Shortly after eight o'clock on the morning of 29 January 1860, F A R Russell and three other people saw an alleged transit of an intra-Mercurial planet from London (Nature, 5 October 1876). An American observer, Richard Covington, many years later claimed to have seen a well-defined black spot progress across the Sun’s disk around 1860, when he was stationed in Washington Territory (Scientific American, 25 November1876).
No "observations" of Vulcan were made in 1861. Then, on the morning of 22 March 1862, between eight and nine o’clock Greenwich Time, another amateur astronomer, a Mr Lummis of Manchester, England, saw a transit. His colleague whom he alerted also saw the event. Based on these two men's reports, two French astronomers, Benjamin Valz and Rodolphe Radau, independently calculated the object’s supposed orbital period, with Valz deriving a figure of 17 days and 13 hours, and Radau a figure of 19 days and 22 hours.
On 8 May 1865 another French astronomer, Aristide Coumbrary observed an unexpected transit from Constantinople, Turkey.
Between 1866 and 1878 no reliable observations of the hypothetical planet were made. Then, during the total solar eclipse of 29 July 1878, two experienced astronomers, Professor James Craig Watson, the director of the Ann Arbor Observatory in Michigan, and Lewis Swift, an amateur from Rochester, New York, both claimed to have seen a Vulcan-type planet close to the Sun. Watson, observing from Separation, Wyoming, placed the planet about 2.5 degrees southwest of the Sun, and estimated its magnitude at 4.5. Swift, who was observing the eclipse from a location near Denver, Colorado, saw what he took to be an intra-mercurial planet about 3 degrees southwest of the Sun. He estimated its brightness to be the same as that of Theta Cancri, a fifth-magnitude star which was also visible during totality, about six or seven minutes from the "planet". Theta Cancri and the planet were very nearly in line with the centre of the Sun.
Watson and Swift had the reputation as excellent observers. Watson had already discovered more than twenty asteroids, while Swift had several comets named after him.

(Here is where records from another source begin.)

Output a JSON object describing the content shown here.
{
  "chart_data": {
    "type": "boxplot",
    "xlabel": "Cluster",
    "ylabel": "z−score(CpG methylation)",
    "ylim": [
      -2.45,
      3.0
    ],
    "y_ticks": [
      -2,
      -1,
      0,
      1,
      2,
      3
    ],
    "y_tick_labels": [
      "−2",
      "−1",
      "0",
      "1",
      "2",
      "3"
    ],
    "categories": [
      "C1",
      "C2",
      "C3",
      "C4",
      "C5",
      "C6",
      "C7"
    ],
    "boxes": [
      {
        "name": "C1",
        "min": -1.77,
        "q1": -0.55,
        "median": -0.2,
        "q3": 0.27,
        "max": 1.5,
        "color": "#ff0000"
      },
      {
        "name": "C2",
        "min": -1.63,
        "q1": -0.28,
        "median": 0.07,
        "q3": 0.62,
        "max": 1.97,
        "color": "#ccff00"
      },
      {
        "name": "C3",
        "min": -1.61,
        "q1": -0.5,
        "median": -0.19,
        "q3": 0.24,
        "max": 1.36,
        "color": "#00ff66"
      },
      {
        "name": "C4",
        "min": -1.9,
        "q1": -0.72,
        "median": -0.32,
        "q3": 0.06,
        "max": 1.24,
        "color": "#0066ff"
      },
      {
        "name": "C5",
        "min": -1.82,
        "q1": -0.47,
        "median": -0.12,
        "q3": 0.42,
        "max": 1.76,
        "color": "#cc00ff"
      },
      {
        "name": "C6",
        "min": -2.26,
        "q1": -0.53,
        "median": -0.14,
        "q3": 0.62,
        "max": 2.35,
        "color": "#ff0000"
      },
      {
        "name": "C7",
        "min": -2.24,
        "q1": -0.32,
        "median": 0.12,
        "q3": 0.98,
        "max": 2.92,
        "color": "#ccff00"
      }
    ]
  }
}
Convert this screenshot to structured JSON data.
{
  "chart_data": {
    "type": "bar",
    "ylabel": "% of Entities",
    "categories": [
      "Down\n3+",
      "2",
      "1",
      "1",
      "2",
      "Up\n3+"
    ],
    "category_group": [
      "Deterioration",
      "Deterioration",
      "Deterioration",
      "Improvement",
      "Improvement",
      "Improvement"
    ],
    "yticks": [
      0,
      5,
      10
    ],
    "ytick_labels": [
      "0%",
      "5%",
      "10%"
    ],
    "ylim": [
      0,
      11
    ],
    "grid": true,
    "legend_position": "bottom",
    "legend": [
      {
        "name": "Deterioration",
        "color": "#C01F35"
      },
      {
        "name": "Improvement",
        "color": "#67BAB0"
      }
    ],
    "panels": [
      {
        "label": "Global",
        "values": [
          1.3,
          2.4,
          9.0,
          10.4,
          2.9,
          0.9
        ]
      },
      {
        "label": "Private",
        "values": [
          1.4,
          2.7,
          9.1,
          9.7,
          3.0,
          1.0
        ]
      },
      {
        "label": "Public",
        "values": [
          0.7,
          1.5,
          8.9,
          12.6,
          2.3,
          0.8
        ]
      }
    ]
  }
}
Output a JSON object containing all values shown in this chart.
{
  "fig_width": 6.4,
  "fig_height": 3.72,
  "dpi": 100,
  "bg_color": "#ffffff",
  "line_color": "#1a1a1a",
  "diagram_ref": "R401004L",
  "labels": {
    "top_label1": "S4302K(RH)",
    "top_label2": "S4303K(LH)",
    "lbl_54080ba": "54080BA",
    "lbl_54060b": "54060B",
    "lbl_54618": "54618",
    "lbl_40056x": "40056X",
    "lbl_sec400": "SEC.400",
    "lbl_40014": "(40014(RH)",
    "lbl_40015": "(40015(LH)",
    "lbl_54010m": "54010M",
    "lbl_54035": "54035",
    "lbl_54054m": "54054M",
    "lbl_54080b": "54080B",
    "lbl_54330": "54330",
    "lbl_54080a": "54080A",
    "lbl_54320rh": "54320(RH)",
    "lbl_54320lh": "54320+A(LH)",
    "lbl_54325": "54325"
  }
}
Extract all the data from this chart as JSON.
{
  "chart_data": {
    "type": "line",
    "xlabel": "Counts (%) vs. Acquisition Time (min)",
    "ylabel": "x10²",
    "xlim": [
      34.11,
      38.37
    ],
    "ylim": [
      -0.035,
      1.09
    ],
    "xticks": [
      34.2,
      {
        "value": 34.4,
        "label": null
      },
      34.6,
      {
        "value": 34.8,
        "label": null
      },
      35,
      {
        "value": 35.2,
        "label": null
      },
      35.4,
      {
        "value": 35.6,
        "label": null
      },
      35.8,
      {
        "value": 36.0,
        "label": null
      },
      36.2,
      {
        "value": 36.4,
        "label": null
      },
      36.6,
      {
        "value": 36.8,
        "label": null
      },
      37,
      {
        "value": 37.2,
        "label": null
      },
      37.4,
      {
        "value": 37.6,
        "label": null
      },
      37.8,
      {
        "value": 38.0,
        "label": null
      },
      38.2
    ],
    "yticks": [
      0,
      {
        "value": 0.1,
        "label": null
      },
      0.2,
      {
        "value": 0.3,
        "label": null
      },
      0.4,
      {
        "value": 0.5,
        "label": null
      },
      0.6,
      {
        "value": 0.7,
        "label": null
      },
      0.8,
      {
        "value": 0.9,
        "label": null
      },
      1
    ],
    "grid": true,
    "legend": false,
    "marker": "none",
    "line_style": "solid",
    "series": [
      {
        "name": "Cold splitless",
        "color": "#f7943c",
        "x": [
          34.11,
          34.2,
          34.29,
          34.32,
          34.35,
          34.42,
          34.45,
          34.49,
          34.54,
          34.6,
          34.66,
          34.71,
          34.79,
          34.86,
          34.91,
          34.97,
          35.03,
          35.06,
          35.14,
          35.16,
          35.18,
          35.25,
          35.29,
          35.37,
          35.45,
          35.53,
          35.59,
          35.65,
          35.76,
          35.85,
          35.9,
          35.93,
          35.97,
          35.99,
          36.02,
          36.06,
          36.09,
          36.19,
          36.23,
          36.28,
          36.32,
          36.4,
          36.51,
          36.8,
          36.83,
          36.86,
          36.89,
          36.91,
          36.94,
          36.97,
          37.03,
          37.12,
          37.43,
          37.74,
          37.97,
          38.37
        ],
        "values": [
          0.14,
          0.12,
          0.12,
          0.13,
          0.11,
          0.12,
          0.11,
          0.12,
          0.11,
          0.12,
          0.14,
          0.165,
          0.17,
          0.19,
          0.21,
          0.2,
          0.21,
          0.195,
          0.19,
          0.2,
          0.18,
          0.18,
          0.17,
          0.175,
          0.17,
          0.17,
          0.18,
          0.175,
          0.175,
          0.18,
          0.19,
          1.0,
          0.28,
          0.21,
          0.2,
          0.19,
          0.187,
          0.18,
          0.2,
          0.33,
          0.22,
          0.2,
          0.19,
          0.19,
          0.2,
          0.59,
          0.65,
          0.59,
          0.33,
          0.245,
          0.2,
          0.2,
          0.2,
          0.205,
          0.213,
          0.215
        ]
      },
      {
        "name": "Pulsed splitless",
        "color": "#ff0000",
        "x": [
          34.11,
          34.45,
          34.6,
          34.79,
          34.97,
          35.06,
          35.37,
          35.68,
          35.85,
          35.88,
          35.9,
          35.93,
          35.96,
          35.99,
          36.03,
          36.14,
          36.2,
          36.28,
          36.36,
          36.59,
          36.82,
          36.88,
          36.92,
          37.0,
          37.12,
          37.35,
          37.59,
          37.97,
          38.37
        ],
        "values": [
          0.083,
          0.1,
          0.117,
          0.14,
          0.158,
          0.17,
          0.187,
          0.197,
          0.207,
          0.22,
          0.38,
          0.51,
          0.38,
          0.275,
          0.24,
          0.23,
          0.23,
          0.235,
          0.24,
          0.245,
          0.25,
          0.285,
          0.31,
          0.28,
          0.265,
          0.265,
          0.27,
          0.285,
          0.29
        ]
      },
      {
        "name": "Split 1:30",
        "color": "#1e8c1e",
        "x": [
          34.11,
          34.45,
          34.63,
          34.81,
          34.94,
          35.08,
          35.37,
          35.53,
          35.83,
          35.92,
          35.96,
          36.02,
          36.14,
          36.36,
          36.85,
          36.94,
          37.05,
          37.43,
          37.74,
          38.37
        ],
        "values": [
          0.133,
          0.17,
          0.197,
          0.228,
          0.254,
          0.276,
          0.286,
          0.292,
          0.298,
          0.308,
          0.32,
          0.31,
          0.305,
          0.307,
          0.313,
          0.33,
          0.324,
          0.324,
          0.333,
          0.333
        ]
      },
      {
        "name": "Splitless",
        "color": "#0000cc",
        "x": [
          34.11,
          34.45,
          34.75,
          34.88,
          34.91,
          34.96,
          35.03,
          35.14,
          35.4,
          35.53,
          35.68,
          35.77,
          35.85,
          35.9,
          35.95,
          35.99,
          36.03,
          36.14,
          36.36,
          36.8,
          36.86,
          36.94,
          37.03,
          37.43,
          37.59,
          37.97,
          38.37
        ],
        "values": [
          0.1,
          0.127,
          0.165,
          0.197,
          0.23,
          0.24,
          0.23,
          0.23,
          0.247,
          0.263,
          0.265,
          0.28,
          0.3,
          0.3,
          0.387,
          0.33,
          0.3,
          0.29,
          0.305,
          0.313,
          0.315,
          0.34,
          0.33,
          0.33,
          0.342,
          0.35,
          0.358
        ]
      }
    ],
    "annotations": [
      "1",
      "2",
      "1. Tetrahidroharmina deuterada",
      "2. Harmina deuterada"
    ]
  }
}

Both described the colour of their hypothetical intra-mercurial planet as "red". Watson reported that it had a definite disk – unlike stars, which appear in telescopes as mere points of light – and that its phase indicated that it was approaching superior conjunction.
These are merely the more "reliable observations" of alleged intra-Mercurial planets. For half a century or more, many other observers tried to find the hypothetical Vulcan. Many false alarms were triggered by round sunspots that closely resembled planets in transit. During solareclipses, stars close to the Sun were mistaken for planets. At one point, to reconcile different observations, at least two intra-mercurial planets were postulated.
[edit]Search conclusion
In 1877 Le Verrier died, still convinced of having discovered another planet. With the loss of its principal proponent, the search for Vulcan abated. After many years of searching, astronomers were seriously doubting the planet's existence.
The final act came in 1915, when Einstein's theory of relativity explained the perturbations of Mercury as a mere byproduct of the Sun's gravitational field. His equations predicted slightly different results than classical mechanics, and exactly in the right amount to explain Mercury's actual orbit.
The difference applies to the orbits of all planets, but the magnitude of the effect diminishes as one gets farther out from the Sun. Also, Mercury's fairly eccentric orbit makes it much easier to detect the perihelion shift than is the case for the nearly circular orbits of Venus and Earth.